WildStar was very disappointing because I felt that it improved very little over World of Warcraft-era gameplay and systems. Yes, it did add a few things, but nothing that prevented me from being either overwhelmed by content spread across huge maps, stuck with no quests left to do or confused by some design decisions and apparently simple oversights that were had over a few systems across the game.

After a functional character creation, I was thrown into an obligatory tutorial area where explanations about how to jump and how to move were given, there also were platforming segments for some reason after that, I 'chose' which starting area I was going to, but the choice was pretty much already made by the game for me, following the 'path' that I had chosen. I have to say that I'm fairly disappointed with paths.

The way they are described in big lines make them seem like they give you more experience for doing things that you'd usually do. The scientist analyses enemies and trees and stuff, the soldier kills things, the settler builds structures and the explorer explores stuff. I thought these things would be woven into your ordinary gameplay experience, but no they are discrete missions, often annoying ones, the scientist for instance had me click on ten things scattered around a huge map, and they weren't even marked. The soldier had me click on beacons and do specific things around them. I wish these quests were more natural; that the scientist could scan enemies to learn about them, the explorer could complete quests just by discovering the map, etc.

Not like the normal quests are better themselves, they try to throw some action in by making you play simon says or really simple rhythm mini-games, but they are typical mmo fare. Collect ten of something, kill something else, go kill a boss, go talk to this person. It works sometimes, but most of the time it fails flat of being good, another big issue I had with the game is its pacing. First of all, I hate arriving in capital cities and having eighteen different people give me quests that are mostly about walking around and talking to people. Second, I hate just arriving in a new quest zone and having ten new quests in the same hub or on the contrary, doing quests until you have none left, then wondering where you should go, only to be told that you have to go back somewhere very far away to get more quests. Why not string them together in a better way? Why was I going from point A to point B and missing a bunch of quest hubs on the way, coming back there afterwards to find them too low level for me to do?

The battle system is okay; you have a bunch of cones and zones and areas on the ground to tell you were your attacks and where the enemies are, when attacks are being cast you can see a bar filling to show you when it's going to actually hit. In reality, it works in a wonky way - enemies sometimes will just launch into a flurry of attacks and no amount of cones on the ground will help you dodge them, sometimes their attacks will be very slow and damaging, but most of the time you're still fighting a guy that hits you regardless and you hit him regardless. Maybe it would've worked better if normal attacks didn't have such things and only special attacks did.

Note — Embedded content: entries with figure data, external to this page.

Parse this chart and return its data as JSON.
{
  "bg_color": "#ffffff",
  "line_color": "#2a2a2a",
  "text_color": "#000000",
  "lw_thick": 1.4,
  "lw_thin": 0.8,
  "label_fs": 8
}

The crafting system is flawed in many spots - not being able to craft multiple things when you should be able to, only to be required to click many times on "craft" and wait for the one thing to be completed, why not being able to queue these up? There is an interesting achievement system tied to the crafting - you unlock achievements for crafting a number of specific things, finding recipes, collecting reagents, etc - but the way they are tracked varies wildly. Some will tell you exactly what you need and what you already have done, some will be cryptic and show only a number without telling you what the missing items are. These things unlock new recipes and bonus perks that help you craft more efficiently. There are also different systems for different types of crafting, one has you connect nodes that provide power to craft gear, others have you try to hit certain targets by spending money to add ingredients, it's a neat idea.

The classes are also a bit weird, you have three skill trees and you buy skills in them as you level up, you also buy ranks of skills and higher ranks give your skills a few special effects. It's a nice system as you can buy and try mixes of skills to see how they interact with each other. I had some issue with the engineer where my robots would always aggro everything, but then I changed to Esper and got better. The passive skills, however, aren't great. You need to find or buy the higher tiers of talents, and these are the ones that change the way you play your character. Playing for a month, I never found either in the auction house or in the wild a single talent unlock that I wanted to use. 

I also felt that the mount felt quite slow for something that should help me go faster than my usual running speed. There's a stamina system so you can't run endlessly and you have a limited number of active dodges, these things are well explained but I still wish you could move faster. Slow movement is a typical MMO trope, I suppose. There's also a weird thing where I kept getting different buffs for no reason, is it because I'm killing enemies? My skills don't seem to apply buffs to me, I wish the game would tell me about these too.

To conclude, no housing system will fix a game, no sassy cartoony animals will make me want to run around aimlessly to try and find what I should be doing, no amount of random quests you can fail or get useless rewards from will make me want to continue running into a monster someone ten times tougher than regular enemies and dying without being able to slow down the enemy because of crowd control resistance.